Article

Phase 3 study compares aquablation with HoLEP in patients with BPH

The phase 3 ATHLETE noninferiority study has been launched comparing aquablation with holmium laser enucleation of the prostate (HoLEP) in the treatment of patients with benign prostatic hyperplasia (BPH).1

According to the researchers, aquablation has shown similar functional results in previous BPH studies when compared with the transurethral resection of the prostate (TURP) surgical technique, but there are no available data showing whether aquablation is noninferior to the well-established HoLEP technique.

The prospective, noninferiority, open-label ATHLETE trial is a single-center study being conducted at a Swiss center of tertiary care. Patients will be evenly randomized to either aquablation or HoLEP using the secuTrial software system. Both procedures will be performed in an inpatient setting. Stratification will be by age (<70 years or ≥70 years) and prostate volume (<100 mL or ≥100 mL). Routine follow-up controls will commence 8 weeks following the procedure and will continue for up to 5 years.

The target enrollment for the trial is 120 patients. The age requirement is ≥45 years. To enroll, patients must be eligible for HoLEP; refractory to medical therapy or not willing to consider other medical treatment; and have a prostate size between 50 ml and 150 ml as determined by transrectal ultrasound (TRUS).Patients must also have a baseline International Prostate Symptom Score (IPSS) ≥12, QoL ≥3, and Qmax ≤15 ml/s with a minimum voided volume ≥ 125 ml or be in urinary retention.

Exclusion criteria for the study consist of the following: neurogenic lower urinary tract dysfunction, urethral stenosis, pre-interventionally proven adenocarcinoma of the prostate, nickel allergy, cognitive or thought disorders that make patients unable to complete questionnaires, and insufficient language skills for informed consent and/or completion of questionnaires.

The primary outcome measure of the study is evaluating the noninferiority of aquablation versus HoLEP in alleviating lower urinary tract symptoms (LUTS) related to benign prostatic obstruction as measured by the IPSS at 6 months. The estimated primary completion date is April 2023.

Prior aquablation data

Previously published study results showed noninferiority between aquablation and TURP after 3 years of follow-up in patients with LUTS related to BPH.2 The 3-year data showed that aquablation and TURP led to similar outcomes in BPH symptom reduction and urinary flow rate improvement.
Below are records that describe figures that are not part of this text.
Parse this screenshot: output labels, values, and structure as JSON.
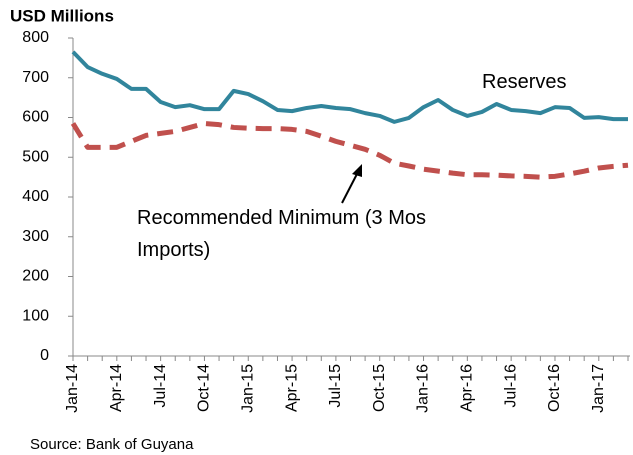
{
  "chart_data": {
    "type": "line",
    "ylabel": "USD Millions",
    "source": "Source: Bank of Guyana",
    "categories": [
      "Jan-14",
      null,
      null,
      "Apr-14",
      null,
      null,
      "Jul-14",
      null,
      null,
      "Oct-14",
      null,
      null,
      "Jan-15",
      null,
      null,
      "Apr-15",
      null,
      null,
      "Jul-15",
      null,
      null,
      "Oct-15",
      null,
      null,
      "Jan-16",
      null,
      null,
      "Apr-16",
      null,
      null,
      "Jul-16",
      null,
      null,
      "Oct-16",
      null,
      null,
      "Jan-17",
      null,
      null
    ],
    "ylim": [
      0,
      800
    ],
    "yticks": [
      0,
      100,
      200,
      300,
      400,
      500,
      600,
      700,
      800
    ],
    "grid": false,
    "series": [
      {
        "name": "Reserves",
        "color": "#31859c",
        "dashed": false,
        "values": [
          765,
          727,
          710,
          697,
          672,
          672,
          639,
          626,
          631,
          621,
          621,
          667,
          659,
          641,
          619,
          616,
          624,
          629,
          624,
          621,
          611,
          604,
          589,
          599,
          626,
          644,
          619,
          604,
          614,
          634,
          619,
          616,
          611,
          626,
          624,
          599,
          601,
          596,
          596
        ]
      },
      {
        "name": "Recommended Minimum (3 Mos Imports)",
        "color": "#c0504d",
        "dashed": true,
        "values": [
          585,
          525,
          525,
          525,
          540,
          555,
          560,
          565,
          575,
          585,
          582,
          575,
          573,
          572,
          572,
          570,
          565,
          553,
          540,
          530,
          520,
          505,
          485,
          478,
          470,
          465,
          460,
          456,
          456,
          455,
          453,
          452,
          450,
          452,
          458,
          465,
          473,
          477,
          480
        ]
      }
    ]
  }
}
The blinded trial randomized patients to either aquablation or HoLEP. The mean improvement in IPSS scores was similar across the 2 treatment arms at 14.4 points with aquablation versus 13.9 points with HoLEP. Similarly, 3-year Qmax improvements were 11.6 versus 8.2 cc/sec, respectively. Further, surgical retreatment for BPH beyond 20 months was not required by any patients in either the aquablation or TURP arms.

References

1. NIH US National Library of Medicine ClinicalTrials.gov. Aquablation vs. Holmium Laser Enucleation of the Prostate in the Treatment of Benign Prostatic Hyperplasia in Medium to Large Size Prostates (ATHLETE). Last updated January 8, 2021. https://clinicaltrials.gov/ct2/show/NCT04560907

2. Gilling P, Barber N, Bidair M, et al. Three-year outcomes after Aquablation therapy compared to TURP: results from a blinded randomized trial. Can J Urol. 2020;27(1):10072-10079.